Since it’s Bitch About Your Job Week at Dykewrite [link removed as site has been abandoned to drug spammers] (poor dkitty…and I thought my office sucked) I thought I’d share the final indignity from upper management.
So…the end has come. I took the plunge and have quit THE JOB that has made my life miserable. Why such a big plunge? Quite simply put, I now have no income.
Yes, you read that right boys and girls. Ten years of supporting myself and I’ve been driven so far down that I’m willing to be without income to escape the pressure that has been grinding me into powder, the mind numbing stupidity of management, the humiliation of being responsible for that which I do not control, and the anger that being called a whiner when I ask for the tools to achieve that for which I am held responsible generates.
What finally drove me to over the edge was a simple realization: the people in my life that I love are more important than any source of income will ever be.
You see, I manage the web department in the U.S. office of a well known non-profit advocacy group (which for modesty’s sake shall remain nameless (hey, without cash flow I can’t afford the libel suit)). Like most non-profits, Group X is funded by donations, and like most non-profits Group X has struggled since September 11th, has struggled against Bush’s stubborn refusal to recognize that a “job-less” recovery isn’t a recovery at all. (Last time I checked no job meant no money…see above), but most of all has struggled against its utter inability to get its act together and focus on the business of its mission in an orderly way.

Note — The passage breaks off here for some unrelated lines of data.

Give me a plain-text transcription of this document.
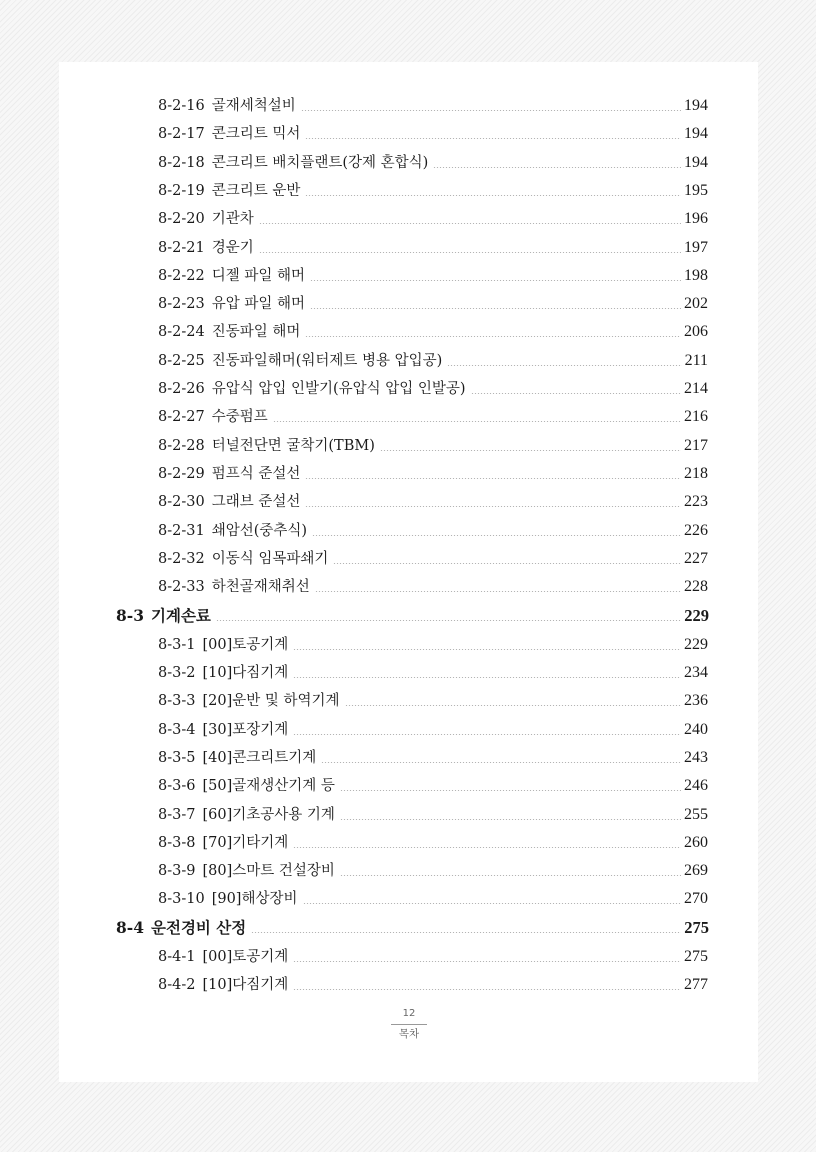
8-2-16 골재세척설비	194
8-2-17 콘크리트 믹서	194
8-2-18 콘크리트 배치플랜트(강제 혼합식)	194
8-2-19 콘크리트 운반	195
8-2-20 기관차	196
8-2-21 경운기	197
8-2-22 디젤 파일 해머	198
8-2-23 유압 파일 해머	202
8-2-24 진동파일 해머	206
8-2-25 진동파일해머(워터제트 병용 압입공)	211
8-2-26 유압식 압입 인발기(유압식 압입 인발공)	214
8-2-27 수중펌프	216
8-2-28 터널전단면 굴착기(TBM)	217
8-2-29 펌프식 준설선	218
8-2-30 그래브 준설선	223
8-2-31 쇄암선(중추식)	226
8-2-32 이동식 임목파쇄기	227
8-2-33 하천골재채취선	228
8-3 기계손료	229
8-3-1 [00]토공기계	229
8-3-2 [10]다짐기계	234
8-3-3 [20]운반 및 하역기계	236
8-3-4 [30]포장기계	240
8-3-5 [40]콘크리트기계	243
8-3-6 [50]골재생산기계 등	246
8-3-7 [60]기초공사용 기계	255
8-3-8 [70]기타기계	260
8-3-9 [80]스마트 건설장비	269
8-3-10 [90]해상장비	270
8-4 운전경비 산정	275
8-4-1 [00]토공기계	275
8-4-2 [10]다짐기계	277
12
목차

This situation, less money coming in, led to layoffs to the tune of 20% of the staff (which in my section meant deferring one open position, and losing two positions altogether as our section was combined with another, related section in the organization). The deferred position, in my department, is one that I’ve been having to fill in for since I was forced to fire someone for non-performance of her duties in March. Those duties got added on top of the Technical Project Manager job I was already doing as we moved from a flat, HTML site to a database driven content management system, and to the actual Web Manager job that I should be doing but have not had time to pay attention to in nearly 18 months.
The final indignity, though, inspires the title of this entry.
You see, I “maxed out” on vacation days (ie: I’ve earned my four weeks and will earn no more until I actually take vacation) for four months running. However, with just the two of us in the department and this “incredibly important project” about to come to a stage 1 launch, I was “too essential” to take another vacation (this after taking a week off in February and still earning all that leave over again.)
When I resigned, I asked if it were possible to be paid for all or part of the 111 hours of sick leave I accrued since I was, in fact, denied vacation benefits. Now, under the law, Group X, is required to pay me for my annual leave (all 160 hours (4 weeks) of it). They are under no such obligation with sick leave. Today I received this note from our HR person:
First of all, [Group X] will not under any circumstances pay you for yur[SIC] sick leave, even given that you had topped out on your annual leave.
It’s the “will not under any circumstances” bit that really gets me. Why it gets me? The day before I left on sabbatical I found out that despite all the belt tightening, despite the ban on travel, despite the fact that on only $4,200 a month I was trying to run a web site that was supposed to
- give donors access to their membership accounts and the facility to change their personal details
- provide up to the minute fresh content about what was going on in each of the issue areas the organization is concerned with
- somehow fill the needs of the programs and still recruit donors
- be visually appealing and coherently organized for the average visitor while still allowing our most luddite issue expert the luxury of using the web server as his own personal electronic filing cabinet
despite these things, we’d spent $3,000 on a last minute, non-refundable plane ticket to Alaska for one of our issue experts. Three thousand dollars for one person to fly somewhere because on Tuesday some bright light on our Senior Management Team decided this guy needed to be in Ketchikan Alaska on Thursday.
The good faith gesture of paying me for my sick leave would have cost Group X $2,326.17 and would have paid my rent for five months. Five months’ rent for less than the cost of a plane ticket.
Funny, I thought an organization’s soul would cost more than that.